Doğa olaylarının heybetli yaşandığı coğrafyalar buralar. Güneş heybetli batıyor, yıldızlar heybetli parlıyor, dolunay heybetli doğuyor. Toprağın bereketi, denizin mavisi hep başka… Yaz ortasında bir akşam her gün yaptığımızın tersine güneşi uykudan uyanıp değil, bu sefer hiç uyumadan doğuralım dedik. Bu güzelliğin en güzel göründüğü koylardan birinde, sadece samanyolunun ışığı altına serdik havluları. Her yanının doğayla çevrili olduğu müthiş bir teslimiyet haliydi o. Kendini küçücük hissettiğin için büyüdüğün bir hâl… Sadece Halikarnas Balıkçısı gibi kalemi güçlü adamların anlatabileceği cinsten, sözsüz zamanlardı. Her ânını uzata uzata yaşamak isterken kulağımın duyduğu seslere inanamamıştım. Böyle bir güzelliğin içinde siyaset konuşmayı düşünebilmek için gerçekten tarifsiz bir şekilde zehirlenmiş olmak gerekti. Emindim, hâlâ eminim.
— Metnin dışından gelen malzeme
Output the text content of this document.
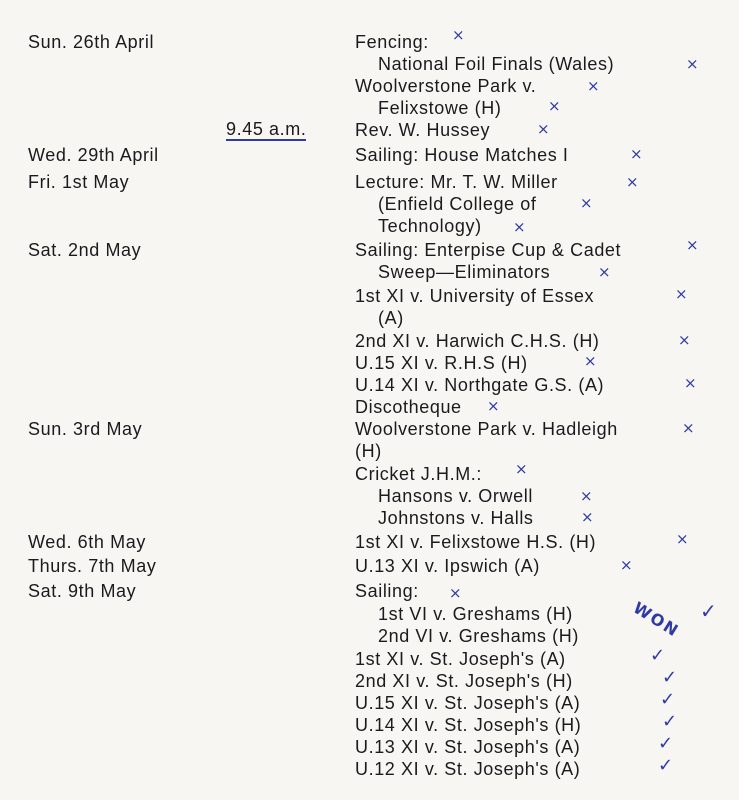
Sun. 26th April
Wed. 29th April
Fri. 1st May
Sat. 2nd May
Sun. 3rd May
Wed. 6th May
Thurs. 7th May
Sat. 9th May
9.45 a.m.
Fencing:
National Foil Finals (Wales)
Woolverstone Park v.
Felixstowe (H)
Rev. W. Hussey
Sailing: House Matches I
Lecture: Mr. T. W. Miller
(Enfield College of
Technology)
Sailing: Enterpise Cup & Cadet
Sweep—Eliminators
1st XI v. University of Essex
(A)
2nd XI v. Harwich C.H.S. (H)
U.15 XI v. R.H.S (H)
U.14 XI v. Northgate G.S. (A)
Discotheque
Woolverstone Park v. Hadleigh
(H)
Cricket J.H.M.:
Hansons v. Orwell
Johnstons v. Halls
1st XI v. Felixstowe H.S. (H)
U.13 XI v. Ipswich (A)
Sailing:
1st VI v. Greshams (H)
2nd VI v. Greshams (H)
1st XI v. St. Joseph's (A)
2nd XI v. St. Joseph's (H)
U.15 XI v. St. Joseph's (A)
U.14 XI v. St. Joseph's (H)
U.13 XI v. St. Joseph's (A)
U.12 XI v. St. Joseph's (A)
×
×
×
×
×
×
×
×
×
×
×
×
×
×
×
×
×
×
×
×
×
×
×
WON ✓
✓
✓
✓
✓
✓
✓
Hani kendini de götürdüğün sürece gitmenin aslında çok da bir anlamı yok ya, biraz o hesap. Hayatını ufak yerlere taşıyıp hâlâ mutsuz olan çok insan var. Çünkü şekle girmeye değil, hâlâ şekle sokmaya çalışıyorlar. Sadece mutsuzluğu göç ettiriyorlar. Öte yandan yüzünden, bedeninden, gülüşünden ışıklar saçan da bir o kadar insan var. Aralarındaki tek fark, ikinci grubun yerleştikleri yerle bütün olarak yaşamayı becermiş olmaları. Arıcılığın çok yapıldığı bir memlekette arıcılık öğrenmişler misal; toprağın bereketine teslim etmişler kendilerini; zeytini, bademi öğrenmişler. Bir zamanlar şarapçılık bu toprakların nimetiydi deyip bağlar kurmuş, şarapçılık öğrenmişler. Rüzgârı, yağmuru öğrenmişler. İlk yağmurlardan sonra pıtrak gibi çıkan mantarı öğrenmişler, ot toplamayı, otların faydalarını öğrenmişler. Yaşamlarıyla da bedenleriyle de esneyebilmişler. Hiçbir şey yapamasalar da hiç olmadı etraflarındaki güzelliği sevmeyi, saygı duymayı öğrenmişler.
Belki de tüm bu sebeplerden Halikarnas Balıkçısı’nı çok az biliyor bu toplum. Kronik mutsuzlara ağır gelir balıkçı. Bodrum’un güzel içen, güzel cümleler kuran adamı değildi sadece o. Bir coğrafyanın insanı nasıl değiştirebildiğinin ilk elden kanıtıydı. Doğan güneşin ihtişamına şükretmek gibi gözünün gördüğü, kaleminin yazdığı haline şükretmek gereken bir insandı. Çok okumalı, çok okutmalı!